Девушка опять только мотнула головой, из чего можно было заключить, что живет она без отца.
— Вот вам и семейные условия... С матерью, что ли, живете? Отвечайте как следует, — сказал дежурный.
Но она ничего уже не могла выговорить. Уткнув лицо в сложенные ковшиком маленькие красные руки, она отчаянно, раздражающе
— Дайте ей воды, Филиппов. И пусть успокоится, отведите ее рядом, там сейчас никого нет, пусть посидит.
Милиционер согнутым пальцем постучал в плечо Лучковой, как стучат в дверь, но она все продолжала рыдать, и тогда он взял ее под руку. Не отнимая от лица ладоней, спотыкаясь, она пошла. И женщина в шарфике — обладательница сумки — шагнула вперед, вид у нее был недовольно-суровый.
— Пойду и я, товарищ начальник, дома хватились уже, наверно. Да и все это дело... — Она не закончила. — Уж и не знаю, что вам сказать. Хоть и совсем ее отпускайте, Маргаритку эту. Аллах с ней, дитя еще.
И, так как дежурный хранил молчание, она объявила:
— Только я доказывать на нее не стану — как хотите.
Андрей Христофорович едва не вмешался, его подмывало напомнить дежурному, что прекратить дело по желанию заявительницы уже нельзя, раз оно начато. К тому же он был заинтересован, и ему хотелось еще послушать, как эта маленькая негодяйка будет изворачиваться и ловчить.
— Так я пойду, товарищ начальник! — сказала женщина, приняв молчание дежурного за согласие. — Адрес мой у вас есть — на случай... — Она повеселела, испытывая явное облегчение.
— Одну секундочку, подождите, пожалуйста. — С дежурного слетела вдруг вся важность, и он словно бы еще помолодел. — Сейчас вы у меня распишитесь, и пойдете... — Он заглянул в протокол. — Вера Георгиевна?.. Присядьте, пожалуйста, Вера Георгиевна.
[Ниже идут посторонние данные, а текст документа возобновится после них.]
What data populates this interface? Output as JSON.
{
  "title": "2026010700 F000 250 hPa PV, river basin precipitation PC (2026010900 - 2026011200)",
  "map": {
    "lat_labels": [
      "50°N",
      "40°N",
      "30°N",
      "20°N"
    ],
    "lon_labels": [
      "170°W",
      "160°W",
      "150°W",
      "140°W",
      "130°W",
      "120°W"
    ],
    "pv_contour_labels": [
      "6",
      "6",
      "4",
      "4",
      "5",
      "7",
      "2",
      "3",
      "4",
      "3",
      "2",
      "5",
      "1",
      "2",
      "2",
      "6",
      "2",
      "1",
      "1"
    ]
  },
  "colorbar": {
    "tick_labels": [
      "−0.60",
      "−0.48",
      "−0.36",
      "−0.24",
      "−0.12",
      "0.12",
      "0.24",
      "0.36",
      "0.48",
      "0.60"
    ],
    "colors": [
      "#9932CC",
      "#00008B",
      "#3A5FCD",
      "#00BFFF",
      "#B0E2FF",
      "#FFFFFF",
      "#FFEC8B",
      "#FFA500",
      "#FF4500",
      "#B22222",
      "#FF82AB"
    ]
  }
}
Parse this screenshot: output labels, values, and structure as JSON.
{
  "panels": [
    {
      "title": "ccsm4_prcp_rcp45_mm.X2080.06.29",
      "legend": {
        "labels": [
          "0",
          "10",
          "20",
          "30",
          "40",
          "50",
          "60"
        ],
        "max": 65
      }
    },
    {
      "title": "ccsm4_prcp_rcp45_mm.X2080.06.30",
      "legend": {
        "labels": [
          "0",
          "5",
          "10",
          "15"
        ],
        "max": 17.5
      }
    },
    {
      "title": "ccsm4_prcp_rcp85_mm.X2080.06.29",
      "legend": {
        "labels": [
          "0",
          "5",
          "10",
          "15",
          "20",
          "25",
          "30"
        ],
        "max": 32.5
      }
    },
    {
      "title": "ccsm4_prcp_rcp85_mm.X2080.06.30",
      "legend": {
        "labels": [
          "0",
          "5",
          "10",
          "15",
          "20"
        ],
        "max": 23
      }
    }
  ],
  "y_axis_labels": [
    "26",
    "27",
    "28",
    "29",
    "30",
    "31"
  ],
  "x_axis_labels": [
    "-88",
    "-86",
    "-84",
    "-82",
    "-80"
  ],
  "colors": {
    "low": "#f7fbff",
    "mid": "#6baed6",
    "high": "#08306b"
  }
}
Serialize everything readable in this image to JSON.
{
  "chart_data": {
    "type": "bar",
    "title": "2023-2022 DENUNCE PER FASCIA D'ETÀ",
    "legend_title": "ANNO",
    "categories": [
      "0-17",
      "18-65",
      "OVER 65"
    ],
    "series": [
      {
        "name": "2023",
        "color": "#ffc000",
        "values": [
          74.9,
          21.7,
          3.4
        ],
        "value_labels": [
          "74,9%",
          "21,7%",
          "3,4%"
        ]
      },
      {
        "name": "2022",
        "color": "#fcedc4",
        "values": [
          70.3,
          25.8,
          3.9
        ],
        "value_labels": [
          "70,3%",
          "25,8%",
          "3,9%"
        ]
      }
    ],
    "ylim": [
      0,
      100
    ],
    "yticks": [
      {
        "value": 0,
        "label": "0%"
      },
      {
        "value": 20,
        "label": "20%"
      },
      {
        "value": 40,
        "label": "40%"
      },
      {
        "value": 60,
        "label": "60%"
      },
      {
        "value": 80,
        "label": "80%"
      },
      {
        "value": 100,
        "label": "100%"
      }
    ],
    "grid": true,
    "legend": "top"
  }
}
Да, вот так, недоработки в школе, в семье дают себя знать. И если личность задержанного не внушает опасений...
Улыбаясь про себя, он что-то еще дописал в протоколе.
А затем в дежурке появился начальник отделения, подполковник Бояджян, и внимание всех обратилось на него. Бледный, с темной голубизной на выбритых щеках, сутуловатый, подвижный, он быстро прошел за перегородку, извинился на ходу перед Ногтевым за опоздание и с размаху присел к столу дежурного: подполковник примчался на мотоцикле, и запах дороги — бензина, пыли — еще окутывал его. Приглаживая машинально свои черные, жестко топорщившиеся волосы, он нетерпеливо бросил:
— Что у вас? Нового ничего?.. Вызовите ко мне, пожалуйста, Завадского, он там в квартале всех кошек знает... Разыщите его. Нехорошее дело — да... Плохое дело.
Придвинувшись к капитану, он вполголоса стал рассказывать: такси, в котором разъезжали убийцы, было найдено брошенным в пустынном дворике у выезда на Варшавское шоссе; пассажиров в машине и след простыл, водителя тоже не оказалось.
— И еще прошу учесть, их было трое, этих красивых молодых людей. — Бояджян все приглаживал свои волосы. — Трое, а не двое, — показала дворничиха.
— Жена дворника, — уточнил неожиданно для самого себя капитан и кашлянул от неловкости.
— Совершенно верно: жена дворника, — саркастическим тоном повторил Бояджян. — Благодарю! Жена дворника припомнила, что в такси приезжало трое, а уехало двое. Третий, возможно, где-то здесь еще ходит-бродит, возможно, на нашей территории. Прошу, пожалуйста, учесть.
Он замолчал, подпер голову рукой и в этой задумчивой и печальной позе посидел минуту, другую; но вот его затуманенные глаза остановились на Андрее Христофоровиче.